Mais la justification ne vaut que pour le principe de la cession. Car dans cette affaire, les juges firent totalement abstraction des dispositions de l’article L.131-3, alinéa premier, précité. Les contours de la cession des droits de l’auteur sur son œuvre n’étaient absolument pas dessinés. L’illustratrice connaissait certes la destination première de ses œuvres mais rien n’avait été décidé quant à l’étendue de la cession, quant à la sphère géographique de l’exploitation ou quant à sa durée.
Tant pis pour l’auteur semblent dire les juges. Dès lors que la destination des illustrations était claire et dès lors qu’elle a été respectée et que l’illustratrice ne s’est pas opposée dans un délai raisonnable à cette exploitation, l’éditeur pouvait librement utiliser les œuvres en cause, fabriquer ou faire fabriquer de nouveaux tirages, ou les exploiter en ligne [6].

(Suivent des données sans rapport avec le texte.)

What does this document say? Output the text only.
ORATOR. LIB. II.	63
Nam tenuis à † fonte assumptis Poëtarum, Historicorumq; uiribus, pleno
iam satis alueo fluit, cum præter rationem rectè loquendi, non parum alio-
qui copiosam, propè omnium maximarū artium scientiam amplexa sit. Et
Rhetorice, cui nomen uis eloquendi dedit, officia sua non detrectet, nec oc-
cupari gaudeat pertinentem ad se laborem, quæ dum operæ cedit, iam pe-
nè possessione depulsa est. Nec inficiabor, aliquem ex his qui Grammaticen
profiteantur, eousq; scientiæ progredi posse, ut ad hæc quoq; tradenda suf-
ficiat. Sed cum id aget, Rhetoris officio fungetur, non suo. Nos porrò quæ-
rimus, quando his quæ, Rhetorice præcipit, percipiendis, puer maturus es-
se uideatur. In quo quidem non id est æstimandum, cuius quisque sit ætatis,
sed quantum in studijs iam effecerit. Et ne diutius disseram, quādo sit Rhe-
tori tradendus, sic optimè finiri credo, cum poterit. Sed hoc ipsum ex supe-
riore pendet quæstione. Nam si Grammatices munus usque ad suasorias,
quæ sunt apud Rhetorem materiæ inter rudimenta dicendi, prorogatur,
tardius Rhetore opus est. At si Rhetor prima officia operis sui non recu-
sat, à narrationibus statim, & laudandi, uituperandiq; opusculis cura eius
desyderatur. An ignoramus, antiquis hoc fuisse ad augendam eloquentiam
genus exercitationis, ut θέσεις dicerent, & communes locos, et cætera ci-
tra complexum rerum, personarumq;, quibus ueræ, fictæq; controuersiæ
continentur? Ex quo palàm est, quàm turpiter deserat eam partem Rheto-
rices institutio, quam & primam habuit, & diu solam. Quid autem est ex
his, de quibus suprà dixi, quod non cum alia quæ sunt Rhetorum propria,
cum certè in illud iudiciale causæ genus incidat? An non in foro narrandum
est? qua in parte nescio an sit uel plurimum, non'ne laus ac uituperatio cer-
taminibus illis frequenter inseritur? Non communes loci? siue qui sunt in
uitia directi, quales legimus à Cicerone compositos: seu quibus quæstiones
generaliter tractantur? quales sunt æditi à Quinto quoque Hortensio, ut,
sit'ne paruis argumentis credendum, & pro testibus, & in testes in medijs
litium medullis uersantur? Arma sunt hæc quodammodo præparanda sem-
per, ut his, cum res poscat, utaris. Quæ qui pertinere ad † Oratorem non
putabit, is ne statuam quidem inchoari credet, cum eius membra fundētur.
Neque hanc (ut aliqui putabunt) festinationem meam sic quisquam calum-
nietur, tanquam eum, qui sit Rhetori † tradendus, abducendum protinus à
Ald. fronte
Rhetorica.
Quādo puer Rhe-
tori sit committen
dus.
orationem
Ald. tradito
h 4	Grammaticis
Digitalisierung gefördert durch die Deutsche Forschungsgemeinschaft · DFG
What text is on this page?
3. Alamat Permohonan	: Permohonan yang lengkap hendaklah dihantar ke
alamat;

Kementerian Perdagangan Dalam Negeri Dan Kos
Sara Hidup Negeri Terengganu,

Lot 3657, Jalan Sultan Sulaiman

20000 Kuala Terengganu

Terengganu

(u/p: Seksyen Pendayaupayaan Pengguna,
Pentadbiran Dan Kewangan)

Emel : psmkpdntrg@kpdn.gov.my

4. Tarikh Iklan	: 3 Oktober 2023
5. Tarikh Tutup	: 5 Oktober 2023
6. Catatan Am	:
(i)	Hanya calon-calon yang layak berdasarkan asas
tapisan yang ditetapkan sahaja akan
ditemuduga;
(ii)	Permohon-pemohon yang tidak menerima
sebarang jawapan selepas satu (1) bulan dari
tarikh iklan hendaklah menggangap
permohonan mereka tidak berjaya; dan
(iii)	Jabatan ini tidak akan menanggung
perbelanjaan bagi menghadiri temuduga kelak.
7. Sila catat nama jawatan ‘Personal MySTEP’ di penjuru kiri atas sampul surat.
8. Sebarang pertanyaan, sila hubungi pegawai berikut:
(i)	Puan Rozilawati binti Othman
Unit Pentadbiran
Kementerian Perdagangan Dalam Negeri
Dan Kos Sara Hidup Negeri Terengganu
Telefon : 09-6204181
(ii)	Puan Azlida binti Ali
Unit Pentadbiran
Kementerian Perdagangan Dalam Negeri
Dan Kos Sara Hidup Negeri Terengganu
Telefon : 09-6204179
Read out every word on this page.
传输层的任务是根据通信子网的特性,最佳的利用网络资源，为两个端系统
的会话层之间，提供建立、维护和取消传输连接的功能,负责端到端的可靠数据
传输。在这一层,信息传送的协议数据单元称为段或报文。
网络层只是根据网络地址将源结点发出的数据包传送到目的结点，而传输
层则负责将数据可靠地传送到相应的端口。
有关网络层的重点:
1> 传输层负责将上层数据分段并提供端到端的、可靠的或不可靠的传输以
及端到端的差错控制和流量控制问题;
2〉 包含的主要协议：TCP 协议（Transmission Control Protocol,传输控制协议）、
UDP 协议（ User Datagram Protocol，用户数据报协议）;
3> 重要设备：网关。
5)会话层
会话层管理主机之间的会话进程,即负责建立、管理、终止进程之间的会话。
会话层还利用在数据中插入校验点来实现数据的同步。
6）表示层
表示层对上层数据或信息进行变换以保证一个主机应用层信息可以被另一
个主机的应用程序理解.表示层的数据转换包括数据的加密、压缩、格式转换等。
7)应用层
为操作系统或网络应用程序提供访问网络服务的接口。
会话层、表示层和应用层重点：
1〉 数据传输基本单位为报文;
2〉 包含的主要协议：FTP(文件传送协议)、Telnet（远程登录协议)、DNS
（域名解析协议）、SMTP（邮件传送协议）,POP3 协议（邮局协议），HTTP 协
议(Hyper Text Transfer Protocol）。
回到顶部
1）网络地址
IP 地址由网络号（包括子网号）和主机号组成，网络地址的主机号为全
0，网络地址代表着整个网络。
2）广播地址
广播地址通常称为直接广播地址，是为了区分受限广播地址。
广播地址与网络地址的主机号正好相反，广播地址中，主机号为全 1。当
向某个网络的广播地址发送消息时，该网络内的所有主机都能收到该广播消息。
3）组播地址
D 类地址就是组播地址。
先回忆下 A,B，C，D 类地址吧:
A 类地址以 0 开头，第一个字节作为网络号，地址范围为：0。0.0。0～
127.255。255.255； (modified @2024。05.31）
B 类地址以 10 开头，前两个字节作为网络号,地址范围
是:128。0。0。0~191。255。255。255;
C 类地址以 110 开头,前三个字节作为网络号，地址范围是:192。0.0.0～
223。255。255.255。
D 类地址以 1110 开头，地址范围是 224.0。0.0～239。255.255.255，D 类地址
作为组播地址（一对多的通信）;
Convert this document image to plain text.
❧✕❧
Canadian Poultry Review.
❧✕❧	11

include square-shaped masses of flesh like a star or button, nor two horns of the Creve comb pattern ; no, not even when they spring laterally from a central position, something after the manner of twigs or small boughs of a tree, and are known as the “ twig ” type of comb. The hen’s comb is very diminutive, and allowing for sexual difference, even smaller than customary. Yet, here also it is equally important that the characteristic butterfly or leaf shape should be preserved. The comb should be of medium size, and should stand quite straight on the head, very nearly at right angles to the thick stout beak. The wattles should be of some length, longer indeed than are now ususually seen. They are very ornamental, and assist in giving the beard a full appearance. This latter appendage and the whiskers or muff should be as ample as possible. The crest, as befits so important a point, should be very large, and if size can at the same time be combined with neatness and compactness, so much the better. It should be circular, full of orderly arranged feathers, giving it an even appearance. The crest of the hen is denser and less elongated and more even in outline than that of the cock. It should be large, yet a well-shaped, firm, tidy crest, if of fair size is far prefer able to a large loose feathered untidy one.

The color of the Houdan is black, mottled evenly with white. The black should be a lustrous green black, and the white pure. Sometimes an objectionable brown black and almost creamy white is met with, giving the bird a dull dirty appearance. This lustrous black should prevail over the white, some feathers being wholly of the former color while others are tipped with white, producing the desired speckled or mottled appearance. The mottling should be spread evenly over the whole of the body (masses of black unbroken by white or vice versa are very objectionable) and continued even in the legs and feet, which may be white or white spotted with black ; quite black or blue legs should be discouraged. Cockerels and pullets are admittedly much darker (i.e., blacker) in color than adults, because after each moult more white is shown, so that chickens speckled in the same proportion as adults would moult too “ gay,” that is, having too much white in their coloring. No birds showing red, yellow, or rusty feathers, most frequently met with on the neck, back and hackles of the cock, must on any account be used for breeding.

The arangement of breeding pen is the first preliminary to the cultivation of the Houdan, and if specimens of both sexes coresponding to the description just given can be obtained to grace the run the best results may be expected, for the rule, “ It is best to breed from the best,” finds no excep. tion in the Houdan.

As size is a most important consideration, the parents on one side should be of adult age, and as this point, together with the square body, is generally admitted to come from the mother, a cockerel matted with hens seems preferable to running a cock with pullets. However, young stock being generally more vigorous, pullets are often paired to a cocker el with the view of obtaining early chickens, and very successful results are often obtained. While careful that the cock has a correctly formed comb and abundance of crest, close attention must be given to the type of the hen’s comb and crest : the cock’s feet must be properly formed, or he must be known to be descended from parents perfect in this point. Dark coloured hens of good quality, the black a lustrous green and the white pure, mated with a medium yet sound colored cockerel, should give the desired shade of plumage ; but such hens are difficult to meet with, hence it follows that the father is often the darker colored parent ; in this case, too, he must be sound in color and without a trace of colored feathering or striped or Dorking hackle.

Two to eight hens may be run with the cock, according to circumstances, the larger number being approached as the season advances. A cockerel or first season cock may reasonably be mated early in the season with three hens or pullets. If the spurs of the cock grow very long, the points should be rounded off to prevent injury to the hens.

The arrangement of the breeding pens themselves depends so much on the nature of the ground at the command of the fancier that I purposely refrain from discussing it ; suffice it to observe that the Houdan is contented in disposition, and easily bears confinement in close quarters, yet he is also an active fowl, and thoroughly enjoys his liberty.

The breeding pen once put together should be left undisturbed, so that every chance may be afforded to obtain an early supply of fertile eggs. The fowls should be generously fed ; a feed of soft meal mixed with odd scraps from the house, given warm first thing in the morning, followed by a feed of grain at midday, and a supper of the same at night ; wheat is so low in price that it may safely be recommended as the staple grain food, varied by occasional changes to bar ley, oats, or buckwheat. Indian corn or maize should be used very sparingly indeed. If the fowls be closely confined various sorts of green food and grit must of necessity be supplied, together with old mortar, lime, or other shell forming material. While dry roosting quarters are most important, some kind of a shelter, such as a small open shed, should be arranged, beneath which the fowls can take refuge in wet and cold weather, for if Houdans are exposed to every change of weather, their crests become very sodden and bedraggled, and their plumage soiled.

La Cour de cassation considère en fait que les dispositions de l’article L.131-3, alinéa premier, du CPI ne s’appliquent pas en-dehors des cas spécialement réglementés par la loi. En d’autres termes, en-dehors des contrats de représentation, d’édition et de production audiovisuelle, il n’y aurait aucun formalisme à respecter pour la cession de droits d’auteur [7].
Le danger pour les auteurs est donc réel et il va croissant tant on sait que dans certains domaines artistiques, notamment dans le secteur de la commande d’œuvres graphiques ou de la publicité, les contrats de cession de droits d’auteur sont rares.
Le Code de la propriété intellectuelle protège-t-il encore les auteurs ? Sans doute que oui, en première lecture. Mais les tribunaux protègent-ils encore les auteurs ? Interprètent-ils toujours le Code en faveur des auteurs ? Pas si sûr.
Dans le doute, il appartient donc aux auteurs de prendre les devants et de faire respecter leurs droits en amont de la prestation ou au moment de la livraison de l’œuvre, en déterminant eux-mêmes et avec force détails la portée de la cession.